Berlin - Ein Liter Vollmilch für 46 Cent, ein Päckchen Butter für 70 Cent - und das noch nicht mal beim Discounter. In den Kühlregalen der Supermärkte werden Schnäppchenjäger gerade locker fündig.

Milchpreisverfall
Was für Verbraucher verlockend ist, wird für viele Landwirte immer bedrohlicher: Die Milchpreise kommen nicht aus dem Keller. Die Politik aktiviert Nothilfen. An den Kern der Probleme geht das nicht. (c) proplanta
Tausenden Milchbauern in Deutschland gehen die Billigpreise aber mittlerweile an die Existenz. Viele bekommen nicht einmal mehr ihre Kosten herein, und das schon seit Monaten. Bundesagrarminister Christian Schmidt (CSU) verkündete deswegen bei einem «Milchgipfel» am Montag akute Millionenhilfen.

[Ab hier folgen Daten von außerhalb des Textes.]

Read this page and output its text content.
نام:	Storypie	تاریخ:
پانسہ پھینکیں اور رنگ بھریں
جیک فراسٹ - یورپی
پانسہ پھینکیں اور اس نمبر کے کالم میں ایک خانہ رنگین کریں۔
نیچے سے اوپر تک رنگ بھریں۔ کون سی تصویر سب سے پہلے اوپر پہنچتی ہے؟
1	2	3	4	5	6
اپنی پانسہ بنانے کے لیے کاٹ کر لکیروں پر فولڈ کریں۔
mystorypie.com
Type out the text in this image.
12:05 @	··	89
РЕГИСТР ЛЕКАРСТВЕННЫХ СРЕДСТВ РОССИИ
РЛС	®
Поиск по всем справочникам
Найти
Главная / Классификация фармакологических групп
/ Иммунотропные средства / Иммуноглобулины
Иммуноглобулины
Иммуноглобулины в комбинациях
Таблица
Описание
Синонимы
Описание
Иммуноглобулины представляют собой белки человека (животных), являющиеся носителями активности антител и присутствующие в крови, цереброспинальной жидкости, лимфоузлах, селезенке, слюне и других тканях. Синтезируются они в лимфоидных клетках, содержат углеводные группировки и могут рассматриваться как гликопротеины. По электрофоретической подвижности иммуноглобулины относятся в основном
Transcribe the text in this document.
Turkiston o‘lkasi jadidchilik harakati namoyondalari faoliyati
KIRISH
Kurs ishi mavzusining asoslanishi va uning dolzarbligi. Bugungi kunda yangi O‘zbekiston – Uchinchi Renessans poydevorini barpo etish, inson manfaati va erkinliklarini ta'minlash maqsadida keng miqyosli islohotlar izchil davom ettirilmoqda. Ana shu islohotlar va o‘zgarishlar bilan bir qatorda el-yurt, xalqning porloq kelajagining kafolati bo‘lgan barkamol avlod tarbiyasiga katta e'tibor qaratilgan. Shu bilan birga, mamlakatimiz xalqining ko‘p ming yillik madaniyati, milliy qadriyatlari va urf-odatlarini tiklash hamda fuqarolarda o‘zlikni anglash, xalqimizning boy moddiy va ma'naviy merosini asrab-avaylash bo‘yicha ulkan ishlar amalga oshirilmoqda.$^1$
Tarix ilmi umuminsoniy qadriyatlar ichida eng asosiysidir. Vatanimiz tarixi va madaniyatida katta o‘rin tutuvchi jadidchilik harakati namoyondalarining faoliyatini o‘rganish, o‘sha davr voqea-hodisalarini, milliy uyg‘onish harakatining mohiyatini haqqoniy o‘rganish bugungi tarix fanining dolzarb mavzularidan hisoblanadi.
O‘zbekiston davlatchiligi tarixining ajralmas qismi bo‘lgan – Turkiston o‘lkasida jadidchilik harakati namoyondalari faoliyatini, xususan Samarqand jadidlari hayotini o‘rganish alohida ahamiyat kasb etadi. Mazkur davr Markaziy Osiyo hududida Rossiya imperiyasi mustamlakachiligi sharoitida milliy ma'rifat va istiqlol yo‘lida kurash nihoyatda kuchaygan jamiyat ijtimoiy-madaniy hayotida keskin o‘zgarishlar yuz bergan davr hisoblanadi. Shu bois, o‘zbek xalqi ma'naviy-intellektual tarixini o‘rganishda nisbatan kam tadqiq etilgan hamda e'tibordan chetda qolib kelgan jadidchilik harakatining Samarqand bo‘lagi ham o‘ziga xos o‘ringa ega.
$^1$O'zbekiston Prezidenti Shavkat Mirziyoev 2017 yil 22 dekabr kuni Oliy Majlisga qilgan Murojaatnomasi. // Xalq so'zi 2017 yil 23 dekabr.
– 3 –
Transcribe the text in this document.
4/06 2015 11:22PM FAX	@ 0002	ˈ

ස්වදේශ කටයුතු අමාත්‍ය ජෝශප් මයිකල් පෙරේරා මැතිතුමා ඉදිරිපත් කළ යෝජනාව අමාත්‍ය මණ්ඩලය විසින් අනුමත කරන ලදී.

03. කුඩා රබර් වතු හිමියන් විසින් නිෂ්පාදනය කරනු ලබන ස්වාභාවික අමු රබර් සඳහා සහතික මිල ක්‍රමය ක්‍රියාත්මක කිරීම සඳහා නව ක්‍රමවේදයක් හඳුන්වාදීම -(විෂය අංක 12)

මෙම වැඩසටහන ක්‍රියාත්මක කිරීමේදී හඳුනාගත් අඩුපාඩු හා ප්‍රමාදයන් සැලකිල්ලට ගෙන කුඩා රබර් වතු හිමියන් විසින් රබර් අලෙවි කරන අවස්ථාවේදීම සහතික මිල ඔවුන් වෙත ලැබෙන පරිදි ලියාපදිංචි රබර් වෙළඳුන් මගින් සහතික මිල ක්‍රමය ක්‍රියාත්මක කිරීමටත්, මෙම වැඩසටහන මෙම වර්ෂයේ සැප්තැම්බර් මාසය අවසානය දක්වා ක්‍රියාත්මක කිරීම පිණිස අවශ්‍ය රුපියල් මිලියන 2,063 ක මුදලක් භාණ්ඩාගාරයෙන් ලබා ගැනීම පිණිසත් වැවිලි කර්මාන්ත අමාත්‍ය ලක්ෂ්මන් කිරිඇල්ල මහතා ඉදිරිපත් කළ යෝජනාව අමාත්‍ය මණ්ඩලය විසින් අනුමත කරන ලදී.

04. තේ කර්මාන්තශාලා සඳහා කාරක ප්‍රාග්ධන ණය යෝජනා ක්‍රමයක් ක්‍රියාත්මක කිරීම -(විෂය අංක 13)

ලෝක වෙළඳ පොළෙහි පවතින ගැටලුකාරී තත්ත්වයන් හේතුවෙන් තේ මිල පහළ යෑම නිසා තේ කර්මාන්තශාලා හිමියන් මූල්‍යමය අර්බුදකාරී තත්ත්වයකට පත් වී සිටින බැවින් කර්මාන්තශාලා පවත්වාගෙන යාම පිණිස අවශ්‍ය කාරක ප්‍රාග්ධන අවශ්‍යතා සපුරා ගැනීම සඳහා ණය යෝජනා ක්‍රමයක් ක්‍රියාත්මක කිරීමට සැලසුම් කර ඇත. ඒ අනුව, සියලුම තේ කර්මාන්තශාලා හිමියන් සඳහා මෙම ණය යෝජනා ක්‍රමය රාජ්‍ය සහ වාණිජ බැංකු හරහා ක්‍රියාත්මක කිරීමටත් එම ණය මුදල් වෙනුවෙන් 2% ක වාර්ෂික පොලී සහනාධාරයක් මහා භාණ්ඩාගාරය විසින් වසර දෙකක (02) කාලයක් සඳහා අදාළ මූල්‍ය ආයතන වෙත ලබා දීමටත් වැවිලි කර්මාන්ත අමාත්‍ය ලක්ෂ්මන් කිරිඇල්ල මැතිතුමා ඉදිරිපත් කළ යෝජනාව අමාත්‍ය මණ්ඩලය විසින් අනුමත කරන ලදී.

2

Doch was kommt noch, um die Ursachen des dramatischen Preisabsturz ganz grundlegend anzupacken?

Wie dramatisch ist die Lage der Milchbauern?

«Es geht in diesen Tagen ums Ganze», heißt es beim Bauernverband. Ungefähr 23, 24 Cent bekommen Milcherzeuger im Schnitt derzeit noch für den Liter, in manchen Regionen sind es sogar weniger als 20 Cent. Dabei müssten es mindestens 30 oder 35 Cent sein, um keinen Verlust zu machen.

hne ausreichende Reserven oder nach teuren Investitionen gehen da vielen Betrieben die flüssigen Mittel aus. Das Höfesterben droht sich weiter zu beschleunigen. Dabei halbierte sich die Zahl der Milchbetriebe seit dem Jahr 2000 inzwischen schon auf gut 73.000.

Wo liegen Ursachen der Krise?

Schwankungen der Milchpreise sind nicht neu. Schon 2009 sackten sie teils unter 22 Cent, schwangen sich 2013 aber zeitweise wieder auf mehr als 40 Cent empor. Seitdem geht es abwärts. Gerade dämpft die schwächere Nachfrage etwa in China die Geschäfte.

Weil Russland wegen der Konfrontation in der Ukraine-Krise Importe abblockt, bleibt mehr Milch in der EU und verwässert die Preise. In den USA und Neuseeland legte die Erzeugung stark zu, genau wie in einigen EU-Ländern nach dem Wegfall der Milchquote als Mengenschranke 2015. Dazu kommt der Reflex, dass Bauern erst recht mehr produzieren, um ihre gewohnten Einnahmen zu erhalten. Das verschärft wieder den Preisdruck für alle.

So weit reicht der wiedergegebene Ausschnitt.